Ветру не терпится вялую дрему тумана вывести, выволочь, вытолкнуть из сосняка, и туман,
как и подобает большому сонному животному, понуро следует за ветром, и потому - все вокруг зеленое: стена, лестница, балкон, скамья и книга та книга, которая всю ночь впустую взывала к состраданию, желая разгласить заключенную в ней боль (словно старуха, ощутившая дыхание смерти, столь же острое и важное, как дыханье того, о, того, кто когда-то впервые говорил ей о любви, и вот теперь - к отупевшему лицу, замкнутому, как клетка, которой нечего держать взаперти, изнутри подступила страсть).

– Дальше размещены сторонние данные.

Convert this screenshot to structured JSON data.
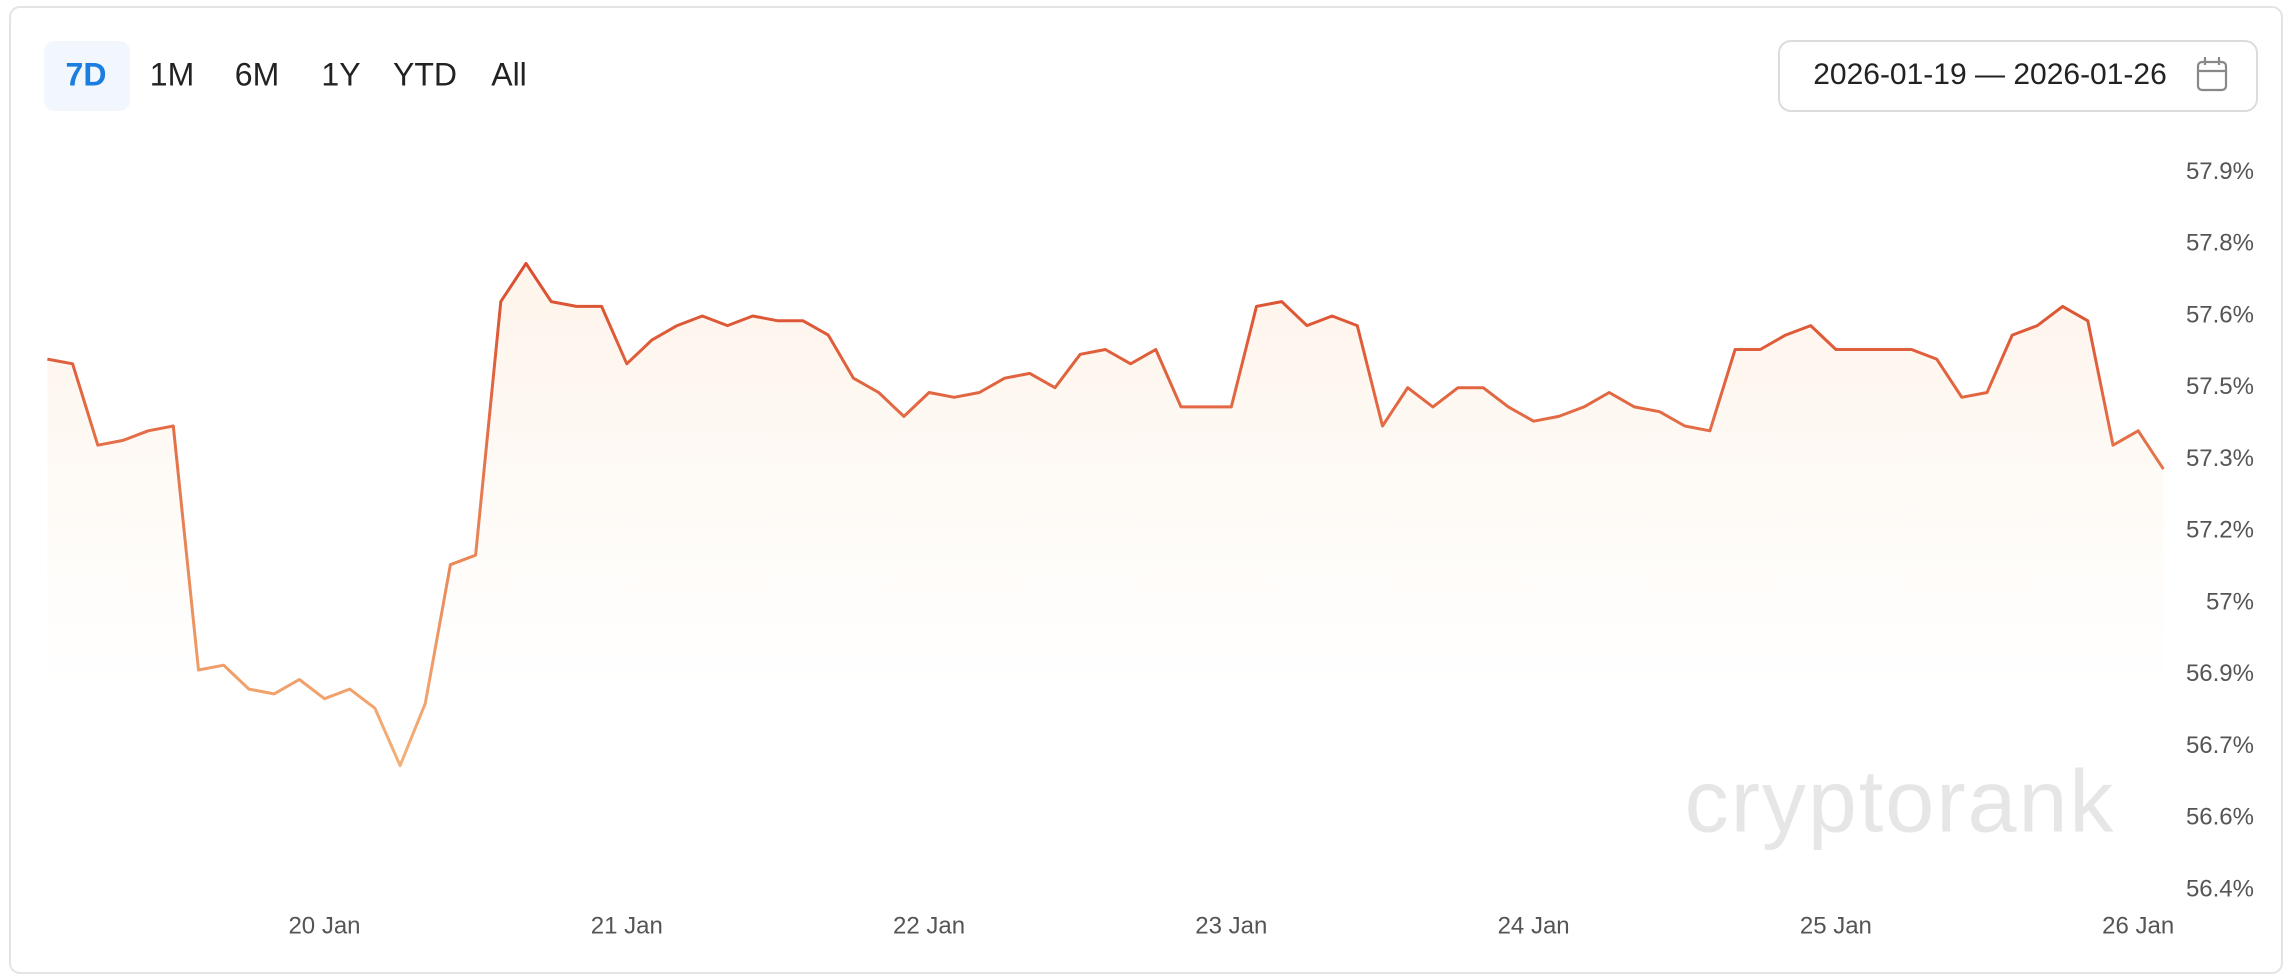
{
  "ranges": [
    "7D",
    "1M",
    "6M",
    "1Y",
    "YTD",
    "All"
  ],
  "active_range": 0,
  "date_range": "2026-01-19 — 2026-01-26",
  "watermark": "cryptorank",
  "chart_data": {
    "type": "line",
    "categories": [
      null,
      null,
      null,
      null,
      null,
      null,
      null,
      null,
      null,
      null,
      null,
      "20 Jan",
      null,
      null,
      null,
      null,
      null,
      null,
      null,
      null,
      null,
      null,
      null,
      "21 Jan",
      null,
      null,
      null,
      null,
      null,
      null,
      null,
      null,
      null,
      null,
      null,
      "22 Jan",
      null,
      null,
      null,
      null,
      null,
      null,
      null,
      null,
      null,
      null,
      null,
      "23 Jan",
      null,
      null,
      null,
      null,
      null,
      null,
      null,
      null,
      null,
      null,
      null,
      "24 Jan",
      null,
      null,
      null,
      null,
      null,
      null,
      null,
      null,
      null,
      null,
      null,
      "25 Jan",
      null,
      null,
      null,
      null,
      null,
      null,
      null,
      null,
      null,
      null,
      null,
      "26 Jan",
      null
    ],
    "series": [
      {
        "color": "#d9482b",
        "color_low": "#f7bb7f",
        "values": [
          57.51,
          57.5,
          57.33,
          57.34,
          57.36,
          57.37,
          56.86,
          56.87,
          56.82,
          56.81,
          56.84,
          56.8,
          56.82,
          56.78,
          56.66,
          56.79,
          57.08,
          57.1,
          57.63,
          57.71,
          57.63,
          57.62,
          57.62,
          57.5,
          57.55,
          57.58,
          57.6,
          57.58,
          57.6,
          57.59,
          57.59,
          57.56,
          57.47,
          57.44,
          57.39,
          57.44,
          57.43,
          57.44,
          57.47,
          57.48,
          57.45,
          57.52,
          57.53,
          57.5,
          57.53,
          57.41,
          57.41,
          57.41,
          57.62,
          57.63,
          57.58,
          57.6,
          57.58,
          57.37,
          57.45,
          57.41,
          57.45,
          57.45,
          57.41,
          57.38,
          57.39,
          57.41,
          57.44,
          57.41,
          57.4,
          57.37,
          57.36,
          57.53,
          57.53,
          57.56,
          57.58,
          57.53,
          57.53,
          57.53,
          57.53,
          57.51,
          57.43,
          57.44,
          57.56,
          57.58,
          57.62,
          57.59,
          57.33,
          57.36,
          57.28
        ]
      }
    ],
    "ylim": [
      56.4,
      57.9
    ],
    "yticks": [
      {
        "value": 56.4,
        "label": "56.4%"
      },
      {
        "value": 56.55,
        "label": "56.6%"
      },
      {
        "value": 56.7,
        "label": "56.7%"
      },
      {
        "value": 56.85,
        "label": "56.9%"
      },
      {
        "value": 57.0,
        "label": "57%"
      },
      {
        "value": 57.15,
        "label": "57.2%"
      },
      {
        "value": 57.3,
        "label": "57.3%"
      },
      {
        "value": 57.45,
        "label": "57.5%"
      },
      {
        "value": 57.6,
        "label": "57.6%"
      },
      {
        "value": 57.75,
        "label": "57.8%"
      },
      {
        "value": 57.9,
        "label": "57.9%"
      }
    ],
    "grid": false
  }
}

Это - сон, разумеется, длинный сон... Шаги по сосновому полу ничем не вредят тишине. Воздух, вобранный птичьей гортанью, вскоре возвращается в виде зеленого свиста, то есть не слышно, а видно, как клюв исторгает зеленую трель, ибо туман забрал себе и присвоил все звукив обмен на право прогуливаться среди ветвей в зеленых шлепанцах... Изваянная, как жеребенок, закинув голову, нюхает воздух маленькая девочка.
БЕССОННИЦА
Было темно. Я вгляделся: лишь это и было. Зримым отсутствием неба я счел бы незримость небес, если бы в них не разверзлась белесая щель, вялое облако втиснулось в эту ловушку. Значит, светает... Весь черный и в черном, циркач вновь покидает арену для темных кулис. Белому в белом - иные готовы подмостки. Я ощущал в себе власть приневолить твой слух внять моей речи и этим твой сон озадачить, мысль обо мне привнести в бессознанье твое, но предварительно намеревался покинуть эти тяжелые и одноцветные стены. Так я по улицам шел, не избрав направленья, и злодеянье свое совершал добродетельный свет, не почитавший останков погубленной ночи: вот они - там или сям, где лежат, где висят разъединенной, растерзанной плотью дракона. Лужи у ног моих были багрового цвета. Утренней сырости белые мокрые руки терли лицо мое, мысли стирая со лба, и пустота заменила мне бремя рассудка. Освобожденный от помыслов и ощущений, я беспрепятственно вышел из призрачных стен огорода, памяти и моего существа. Небо вернулось, и в небо вернулась вершина из темноты, из отлучки. При виде меня тысячу раз облака изменились в лице. Я был им ровня и вовсе от них не отличен. Пуст и свободен, я облаком шел к облакам, нет, как они, я был движим стороннею волей: нес мое чучело вдаль неизвестный носильщик. Я испугался бессмысленной этой ходьбы: нет ли в ней смысла ухода от бледных ночей, надобных мне для страстей, для надежд и страданий, для созерцанья луны, для терпенья и мук, свет возжигающих в тайных укрытьях души.